As for the other services, they have always used in-residence attendance at intermediate level service college (ILC), including CGSC, as a discriminator for promotion. It is the rare Air Force major who does not make lieutenant colonel after having attended the staff college. As for the Army, its new policy is to give every major "in-resident quality" ILC-they send their best, along with everyone else in their operations fields.
Obviously, there are a number of benefits of having the top leaders of the Navy cultivate extra-service professional and personal relationships at an earlier point in their careers. First and foremost would be the practical benefit of having our leaders educated earlier in their careers while at the same time establishing bonds and relationships that will serve them well in the joint and multinational environments that are the norm today. There are also the less tangible benefits of having our future senior leaders learn about other service or national cultures.

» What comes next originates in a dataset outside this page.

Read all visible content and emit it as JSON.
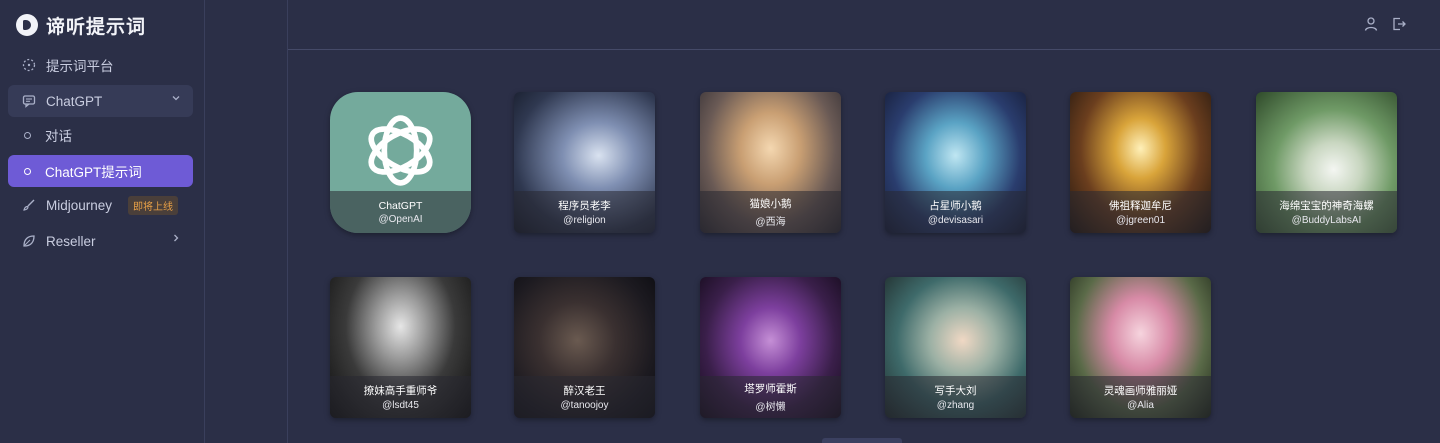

Are there drawbacks? The response we always received when dealing with Navy Military Personnel Command about our quotas was that it was hard to get officers ashore-even for the year that CGSC takes. This complaint no longer holds water-if it ever did. The notion that the Navy cannot afford to send 44 of its best and brightest every year would make the founders of the Naval War College scratch their chins in wonder.
The second complaint is that an academic tour, no matter how short, has a negative influence on promotion due to "not observed" fitness reports. Hmmm, if you send the lower 50% then you are not going to get stellar rates-a self-fulfilling prophecy. Besides, officers are often sent to the Pentagon or shore staff to "kill time" while awaiting promotion to commander, which can be as much a danger to their careers because of what I call the "new guy" effect. Sometimes those "new guy" fitreps can be far bigger career-killers than the not observed variety.
I am not proposing an increase of overall year group detailing, just filling CGSC billets with our best-say from the top one third. These courses are a must for the future of the Navy. If we make these tours more attractive, many of our detailing problems will solve themselves. Then, someone like Rear Admiral Mike Lefever, who is currently heading relief efforts in Pakistan/Southwest Asia, when meeting his coalition and service counterparts, could say, "Hey, remember that year at Leavenworth in Staff Group 13 . . . ?"
Commander Kuehn teaches military history at the U.S. Army Command and General Staff College. He is currently writing his dissertation to complete a Ph.D. from Kansas State University.